Hypertension Clinical Trial
To conduct longitudinal and cross-sectional studies of risk factors for coronary heart disease and hypertension in school age children and adults who had been examined in previous screens.
BACKGROUND:
Longitudinal studies of coronary risk factors beginning in subjects at adult age have shown
that hypertension, hypercholesterolemia, and obesity are related to the risk of coronary
artery disease and stroke. The Framingham Study has shown, in adults over 30 years of age, a
positive association between risk of cardiovascular disease and low density lipoprotein
cholesterol, elevated systolic blood pressure and diabetes, and a negative association with
high density lipoprotein cholesterol.
In 1971 when the Muscatine Heart Study was initiated, there was preliminary evidence that
these processes began in childhood. It was noted that children's lipids, blood pressures,
and body size maintained a degree of rank order over time, suggesting that those with high
levels were likely to become adults with high levels. Whether elevated levels in children of
the accepted adult coronary risk factors were predictive of future cardiovascular disease
morbidity and mortality remained an important unanswered question.
No data were available which directly linked overt cardiovascular disease to childhood
measures of risk factors. The Muscatine study followed children from their school age years
into middle age. This study, for the first time, directly related multiple observations of
levels and profiles of change in coronary risk factors during childhood to levels of these
risk factors measured at ages when the levels had established predictive significance for
the development of premature atherosclerotic heart disease.
The Muscatine Heart Study was funded over the years by a Specialized Center of Research
(SCOR) in Arteriosclerosis. The SCOR program was initiated by the NHLBI to expedite the
development and application of new knowledge essential for improved diagnosis, treatment,
and prevention of arteriosclerosis, ischemic heart disease, hypertension, pulmonary disease,
and thrombosis. The Muscatine Heart Study was also funded by R01HL35600.

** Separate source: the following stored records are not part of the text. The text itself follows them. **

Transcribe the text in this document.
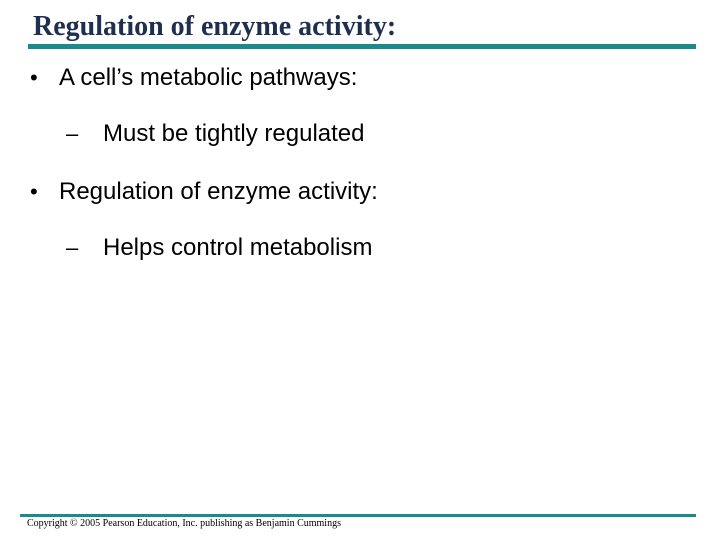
Regulation of enzyme activity:
• A cell’s metabolic pathways:
– Must be tightly regulated
• Regulation of enzyme activity:
– Helps control metabolism
Copyright © 2005 Pearson Education, Inc. publishing as Benjamin Cummings
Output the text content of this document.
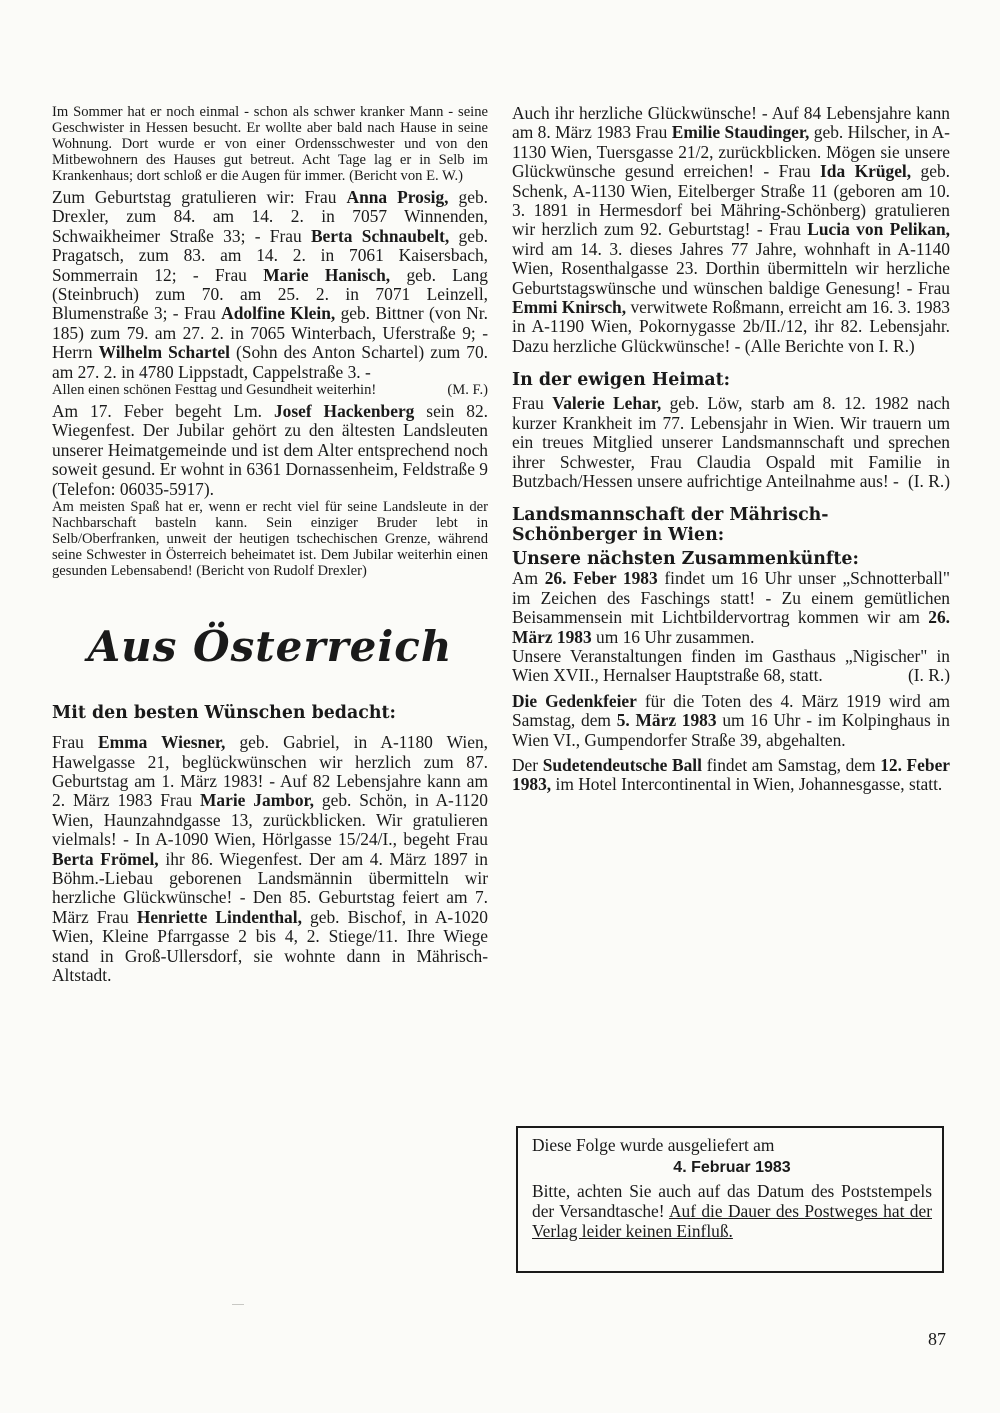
Im Sommer hat er noch einmal - schon als schwer kranker Mann - seine Geschwister in Hessen besucht. Er wollte aber bald nach Hause in seine Wohnung. Dort wurde er von einer Ordensschwester und von den Mitbewohnern des Hauses gut betreut. Acht Tage lag er in Selb im Krankenhaus; dort schloß er die Augen für immer. (Bericht von E. W.)

Zum Geburtstag gratulieren wir: Frau Anna Prosig, geb. Drexler, zum 84. am 14. 2. in 7057 Winnenden, Schwaikheimer Straße 33; - Frau Berta Schnaubelt, geb. Pragatsch, zum 83. am 14. 2. in 7061 Kaisersbach, Sommerrain 12; - Frau Marie Hanisch, geb. Lang (Steinbruch) zum 70. am 25. 2. in 7071 Leinzell, Blumenstraße 3; - Frau Adolfine Klein, geb. Bittner (von Nr. 185) zum 79. am 27. 2. in 7065 Winterbach, Uferstraße 9; - Herrn Wilhelm Schartel (Sohn des Anton Schartel) zum 70. am 27. 2. in 4780 Lippstadt, Cappelstraße 3. -

Allen einen schönen Festtag und Gesundheit weiterhin!	(M. F.)

Am 17. Feber begeht Lm. Josef Hackenberg sein 82. Wiegenfest. Der Jubilar gehört zu den ältesten Landsleuten unserer Heimatgemeinde und ist dem Alter entsprechend noch soweit gesund. Er wohnt in 6361 Dornassenheim, Feldstraße 9 (Telefon: 06035-5917).

Am meisten Spaß hat er, wenn er recht viel für seine Landsleute in der Nachbarschaft basteln kann. Sein einziger Bruder lebt in Selb/Oberfranken, unweit der heutigen tschechischen Grenze, während seine Schwester in Österreich beheimatet ist. Dem Jubilar weiterhin einen gesunden Lebensabend! (Bericht von Rudolf Drexler)

Aus Österreich
Mit den besten Wünschen bedacht:

Frau Emma Wiesner, geb. Gabriel, in A-1180 Wien, Hawelgasse 21, beglückwünschen wir herzlich zum 87. Geburtstag am 1. März 1983! - Auf 82 Lebensjahre kann am 2. März 1983 Frau Marie Jambor, geb. Schön, in A-1120 Wien, Haunzahndgasse 13, zurückblicken. Wir gratulieren vielmals! - In A-1090 Wien, Hörlgasse 15/24/I., begeht Frau Berta Frömel, ihr 86. Wiegenfest. Der am 4. März 1897 in Böhm.-Liebau geborenen Landsmännin übermitteln wir herzliche Glückwünsche! - Den 85. Geburtstag feiert am 7. März Frau Henriette Lindenthal, geb. Bischof, in A-1020 Wien, Kleine Pfarrgasse 2 bis 4, 2. Stiege/11. Ihre Wiege stand in Groß-Ullersdorf, sie wohnte dann in Mährisch-Altstadt.

Auch ihr herzliche Glückwünsche! - Auf 84 Lebensjahre kann am 8. März 1983 Frau Emilie Staudinger, geb. Hilscher, in A-1130 Wien, Tuersgasse 21/2, zurückblicken. Mögen sie unsere Glückwünsche gesund erreichen! - Frau Ida Krügel, geb. Schenk, A-1130 Wien, Eitelberger Straße 11 (geboren am 10. 3. 1891 in Hermesdorf bei Mähring-Schönberg) gratulieren wir herzlich zum 92. Geburtstag! - Frau Lucia von Pelikan, wird am 14. 3. dieses Jahres 77 Jahre, wohnhaft in A-1140 Wien, Rosenthalgasse 23. Dorthin übermitteln wir herzliche Geburtstagswünsche und wünschen baldige Genesung! - Frau Emmi Knirsch, verwitwete Roßmann, erreicht am 16. 3. 1983 in A-1190 Wien, Pokornygasse 2b/II./12, ihr 82. Lebensjahr. Dazu herzliche Glückwünsche! - (Alle Berichte von I. R.)

In der ewigen Heimat:

Frau Valerie Lehar, geb. Löw, starb am 8. 12. 1982 nach kurzer Krankheit im 77. Lebensjahr in Wien. Wir trauern um ein treues Mitglied unserer Landsmannschaft und sprechen ihrer Schwester, Frau Claudia Ospald mit Familie in Butzbach/Hessen unsere aufrichtige Anteilnahme aus! - (I. R.)

Landsmannschaft der Mährisch-Schönberger in Wien:
Unsere nächsten Zusammenkünfte:

Am 26. Feber 1983 findet um 16 Uhr unser „Schnotterball" im Zeichen des Faschings statt! - Zu einem gemütlichen Beisammensein mit Lichtbildervortrag kommen wir am 26. März 1983 um 16 Uhr zusammen.

Unsere Veranstaltungen finden im Gasthaus „Nigischer" in Wien XVII., Hernalser Hauptstraße 68, statt.	(I. R.)

Die Gedenkfeier für die Toten des 4. März 1919 wird am Samstag, dem 5. März 1983 um 16 Uhr - im Kolpinghaus in Wien VI., Gumpendorfer Straße 39, abgehalten.

Der Sudetendeutsche Ball findet am Samstag, dem 12. Feber 1983, im Hotel Intercontinental in Wien, Johannesgasse, statt.

Diese Folge wurde ausgeliefert am
4. Februar 1983

Bitte, achten Sie auch auf das Datum des Poststempels der Versandtasche! Auf die Dauer des Postweges hat der Verlag leider keinen Einfluß.

87
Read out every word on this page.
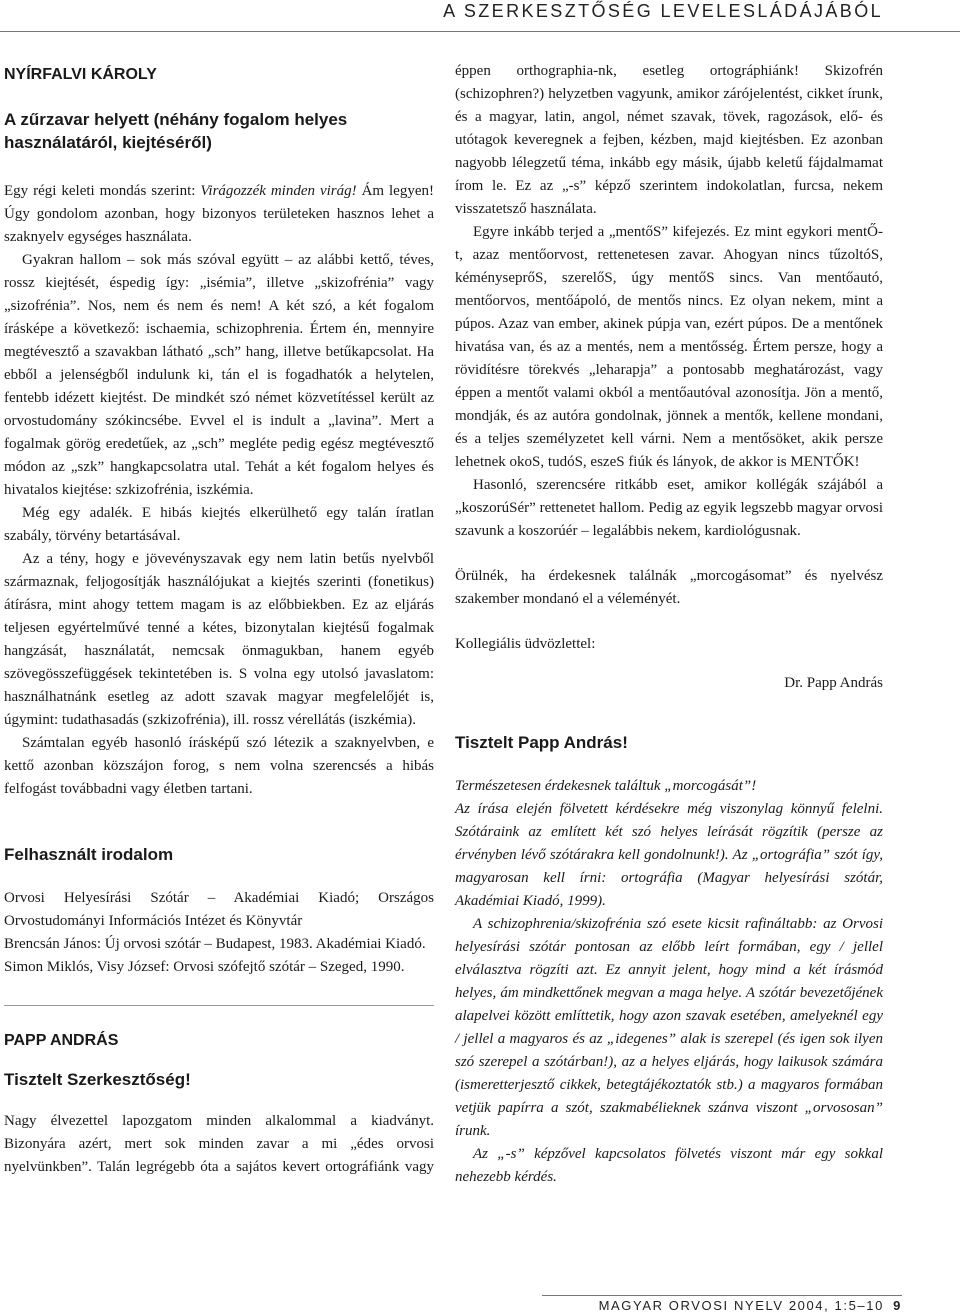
A SZERKESZTŐSÉG LEVELESLÁDÁJÁBÓL
NYÍRFALVI KÁROLY
A zűrzavar helyett (néhány fogalom helyes használatáról, kiejtéséről)

Egy régi keleti mondás szerint: Virágozzék minden virág! Ám legyen! Úgy gondolom azonban, hogy bizonyos területeken hasznos lehet a szaknyelv egységes használata.

Gyakran hallom – sok más szóval együtt – az alábbi kettő, téves, rossz kiejtését, éspedig így: „isémia”, illetve „skizofrénia” vagy „sizofrénia”. Nos, nem és nem és nem! A két szó, a két fogalom írásképe a következő: ischaemia, schizophrenia. Értem én, mennyire megtévesztő a szavakban látható „sch” hang, illetve betűkapcsolat. Ha ebből a jelenségből indulunk ki, tán el is fogadhatók a helytelen, fentebb idézett kiejtést. De mindkét szó német közvetítéssel került az orvostudomány szókincsébe. Evvel el is indult a „lavina”. Mert a fogalmak görög eredetűek, az „sch” megléte pedig egész megtévesztő módon az „szk” hangkapcsolatra utal. Tehát a két fogalom helyes és hivatalos kiejtése: szkizofrénia, iszkémia.

Még egy adalék. E hibás kiejtés elkerülhető egy talán íratlan szabály, törvény betartásával.

Az a tény, hogy e jövevényszavak egy nem latin betűs nyelvből származnak, feljogosítják használójukat a kiejtés szerinti (fonetikus) átírásra, mint ahogy tettem magam is az előbbiekben. Ez az eljárás teljesen egyértelművé tenné a kétes, bizonytalan kiejtésű fogalmak hangzását, használatát, nemcsak önmagukban, hanem egyéb szövegösszefüggések tekintetében is. S volna egy utolsó javaslatom: használhatnánk esetleg az adott szavak magyar megfelelőjét is, úgymint: tudathasadás (szkizofrénia), ill. rossz vérellátás (iszkémia).

Számtalan egyéb hasonló írásképű szó létezik a szaknyelvben, e kettő azonban közszájon forog, s nem volna szerencsés a hibás felfogást továbbadni vagy életben tartani.

Felhasznált irodalom

Orvosi Helyesírási Szótár – Akadémiai Kiadó; Országos Orvostudományi Információs Intézet és Könyvtár

Brencsán János: Új orvosi szótár – Budapest, 1983. Akadémiai Kiadó.

Simon Miklós, Visy József: Orvosi szófejtő szótár – Szeged, 1990.

PAPP ANDRÁS
Tisztelt Szerkesztőség!

Nagy élvezettel lapozgatom minden alkalommal a kiadványt. Bizonyára azért, mert sok minden zavar a mi „édes orvosi nyelvünkben”. Talán legrégebb óta a sajátos kevert ortográfiánk vagy

éppen orthographia-nk, esetleg ortográphiánk! Skizofrén (schizophren?) helyzetben vagyunk, amikor zárójelentést, cikket írunk, és a magyar, latin, angol, német szavak, tövek, ragozások, elő- és utótagok keveregnek a fejben, kézben, majd kiejtésben. Ez azonban nagyobb lélegzetű téma, inkább egy másik, újabb keletű fájdalmamat írom le. Ez az „-s” képző szerintem indokolatlan, furcsa, nekem visszatetsző használata.

Egyre inkább terjed a „mentőS” kifejezés. Ez mint egykori mentŐ-t, azaz mentőorvost, rettenetesen zavar. Ahogyan nincs tűzoltóS, kéményseprőS, szerelőS, úgy mentőS sincs. Van mentőautó, mentőorvos, mentőápoló, de mentős nincs. Ez olyan nekem, mint a púpos. Azaz van ember, akinek púpja van, ezért púpos. De a mentőnek hivatása van, és az a mentés, nem a mentősség. Értem persze, hogy a rövidítésre törekvés „leharapja” a pontosabb meghatározást, vagy éppen a mentőt valami okból a mentőautóval azonosítja. Jön a mentő, mondják, és az autóra gondolnak, jönnek a mentők, kellene mondani, és a teljes személyzetet kell várni. Nem a mentősöket, akik persze lehetnek okoS, tudóS, eszeS fiúk és lányok, de akkor is MENTŐK!

Hasonló, szerencsére ritkább eset, amikor kollégák szájából a „koszorúSér” rettenetet hallom. Pedig az egyik legszebb magyar orvosi szavunk a koszorúér – legalábbis nekem, kardiológusnak.

Örülnék, ha érdekesnek találnák „morcogásomat” és nyelvész szakember mondanó el a véleményét.

Kollegiális üdvözlettel:

Dr. Papp András

Tisztelt Papp András!

Természetesen érdekesnek találtuk „morcogását”!

Az írása elején fölvetett kérdésekre még viszonylag könnyű felelni. Szótáraink az említett két szó helyes leírását rögzítik (persze az érvényben lévő szótárakra kell gondolnunk!). Az „ortográfia” szót így, magyarosan kell írni: ortográfia (Magyar helyesírási szótár, Akadémiai Kiadó, 1999).

A schizophrenia/skizofrénia szó esete kicsit rafináltabb: az Orvosi helyesírási szótár pontosan az előbb leírt formában, egy / jellel elválasztva rögzíti azt. Ez annyit jelent, hogy mind a két írásmód helyes, ám mindkettőnek megvan a maga helye. A szótár bevezetőjének alapelvei között említtetik, hogy azon szavak esetében, amelyeknél egy / jellel a magyaros és az „idegenes” alak is szerepel (és igen sok ilyen szó szerepel a szótárban!), az a helyes eljárás, hogy laikusok számára (ismeretterjesztő cikkek, betegtájékoztatók stb.) a magyaros formában vetjük papírra a szót, szakmabélieknek szánva viszont „orvososan” írunk.

Az „-s” képzővel kapcsolatos fölvetés viszont már egy sokkal nehezebb kérdés.

MAGYAR ORVOSI NYELV 2004, 1:5–10 9
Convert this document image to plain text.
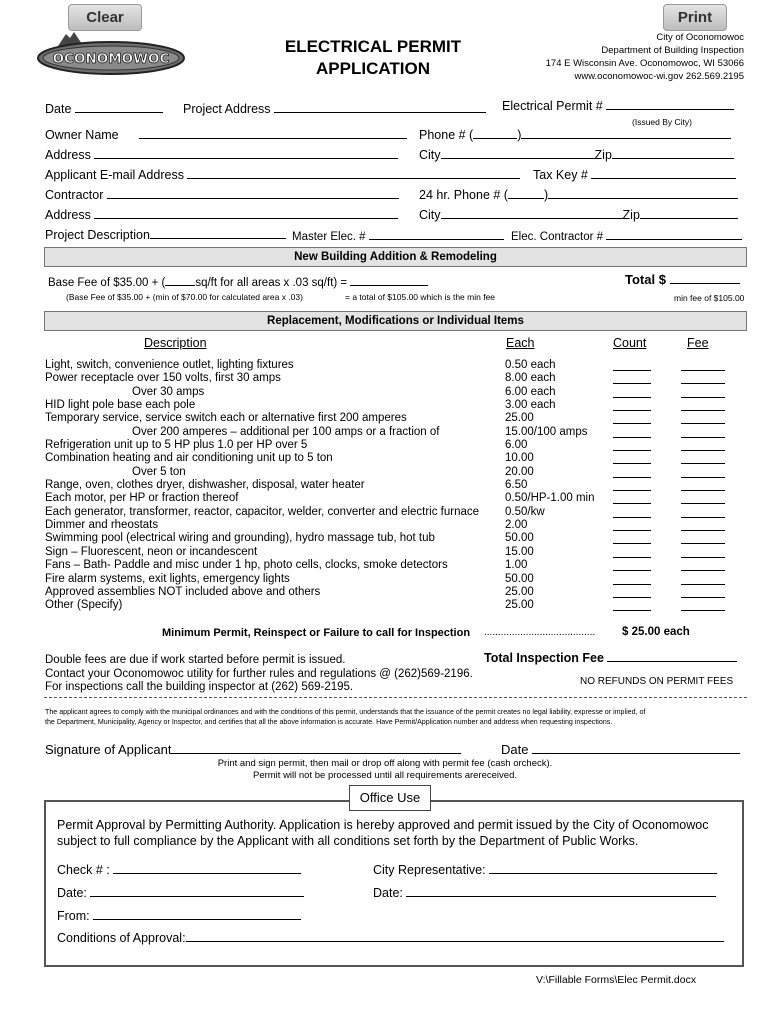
Clear	Print
OCONOMOWOC
ELECTRICAL PERMIT
APPLICATION
City of Oconomowoc
Department of Building Inspection
174 E Wisconsin Ave. Oconomowoc, WI 53066
www.oconomowoc-wi.gov 262.569.2195
Date	Project Address	Electrical Permit #
(Issued By City)
Owner Name	Phone # (	)
Address	City	Zip
Applicant E-mail Address	Tax Key #
Contractor	24 hr. Phone # (	)
Address	City	Zip
Project Description	Master Elec. #	Elec. Contractor #
New Building Addition & Remodeling
Base Fee of $35.00 + (	sq/ft for all areas x .03 sq/ft) =	Total $
(Base Fee of $35.00 + (min of $70.00 for calculated area x .03)	= a total of $105.00 which is the min fee	min fee of $105.00
Replacement, Modifications or Individual Items
Description	Each	Count	Fee
Light, switch, convenience outlet, lighting fixtures	0.50 each
Power receptacle over 150 volts, first 30 amps	8.00 each
Over 30 amps	6.00 each
HID light pole base each pole	3.00 each
Temporary service, service switch each or alternative first 200 amperes	25.00
Over 200 amperes – additional per 100 amps or a fraction of	15.00/100 amps
Refrigeration unit up to 5 HP plus 1.0 per HP over 5	6.00
Combination heating and air conditioning unit up to 5 ton	10.00
Over 5 ton	20.00
Range, oven, clothes dryer, dishwasher, disposal, water heater	6.50
Each motor, per HP or fraction thereof	0.50/HP-1.00 min
Each generator, transformer, reactor, capacitor, welder, converter and electric furnace 0.50/kw
Dimmer and rheostats	2.00
Swimming pool (electrical wiring and grounding), hydro massage tub, hot tub	50.00
Sign – Fluorescent, neon or incandescent	15.00
Fans – Bath- Paddle and misc under 1 hp, photo cells, clocks, smoke detectors	1.00
Fire alarm systems, exit lights, emergency lights	50.00
Approved assemblies NOT included above and others	25.00
Other (Specify)	25.00
Minimum Permit, Reinspect or Failure to call for Inspection ........................................ $ 25.00 each
Double fees are due if work started before permit is issued.
Contact your Oconomowoc utility for further rules and regulations @ (262)569-2196.
For inspections call the building inspector at (262) 569-2195.
Total Inspection Fee
NO REFUNDS ON PERMIT FEES
The applicant agrees to comply with the municipal ordinances and with the conditions of this permit, understands that the issuance of the permit creates no legal liability, expresse or implied, of
the Department, Municipality, Agency or Inspector, and certifies that all the above information is accurate. Have Permit/Application number and address when requesting inspections.
Signature of Applicant	Date
Print and sign permit, then mail or drop off along with permit fee (cash orcheck).
Permit will not be processed until all requirements arereceived.
Office Use
Permit Approval by Permitting Authority. Application is hereby approved and permit issued by the City of Oconomowoc
subject to full compliance by the Applicant with all conditions set forth by the Department of Public Works.
Check # :	City Representative:
Date:	Date:
From:
Conditions of Approval:
V:\Fillable Forms\Elec Permit.docx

Several substudies were conducted using the Muscatine study population. The subproject on
left ventricular mass in childhood was designed to determine the age/sex distribution of
left ventricular mass in children 5-14 years of age and whether elevated left ventricular
mass, as demonstrated by echocardiography, could be related to higher ambulatory blood
pressure, exercise blood pressure and work capacity, or physical conditioning. The study
also determined whether there was a familial aggregation of left ventricular mass, whether
it was associated with high blood pressure in parents and whether left ventricular mass in
children was associated with increased cardiovascular and all causes mortality in first and
second degree relatives.
Two subprojects were conducted on the determinants of blood pressure during childhood. Both
investigated factors related to blood pressure in groups of children whose blood pressure
patterns had been documented over a period of four to 10 years. Five groups of children were
identified for study: a group with persistently high pressure; a group with rising blood
pressure; a group with decreasing pressure; a group with persistently low pressure; and a
group with labile high blood pressure.
The first subproject studied cardiac output, systemic vascular resistance, echocardiographic
dimensions, responses to exercise and to mental stress in these groups of children. The
purpose of this study was to define whether there were significant differences in blood
pressure control during rest, exercise and mental stress in these groups and to determine
whether differences in left ventricular wall mass resulted in these groups. The second
subproject studied blood pressure control mechanisms in a free-living sample of these five
groups while they consumed usual, high and low salt diets. Measurements were made of
baroreflex control, structural component of vascular resistance, and response to mental
stress. The purpose of this study was to define whether salt sensitivity existed in school
children and how it expressed itself on blood pressure control mechanisms.
Studies were also conducted on apolipoproteins in childhood to determine their role as a
risk factor and apolipoprotein A-I and A-II gene polymorphisms and their associations with
alterations in high density lipoprotein levels and risk of coronary artery disease.
DESIGN NARRATIVE:
The design was both cross-sectional and longitudinal. Between 1971 and 1986, over 13,000
school age children from 5 to 18 years of age were screened for coronary risk factors.
Measurements were made of serum cholesterol, serum triglycerides, blood pressure, height,
weight, and skinfold thickness. Beginning in 1980 the graduates of the Muscatine schools who
had participated in earlier screens were recruited at ages 23, 28, 33, and 38 years to have
their risk factors re-assessed. The oldest graduates were 38 years of age by 1991. The total
number of adults was 5,126.
The study completion date listed in this record was obtained from the "End Date" entered in
the Protocol Registration and Results System (PRS) record.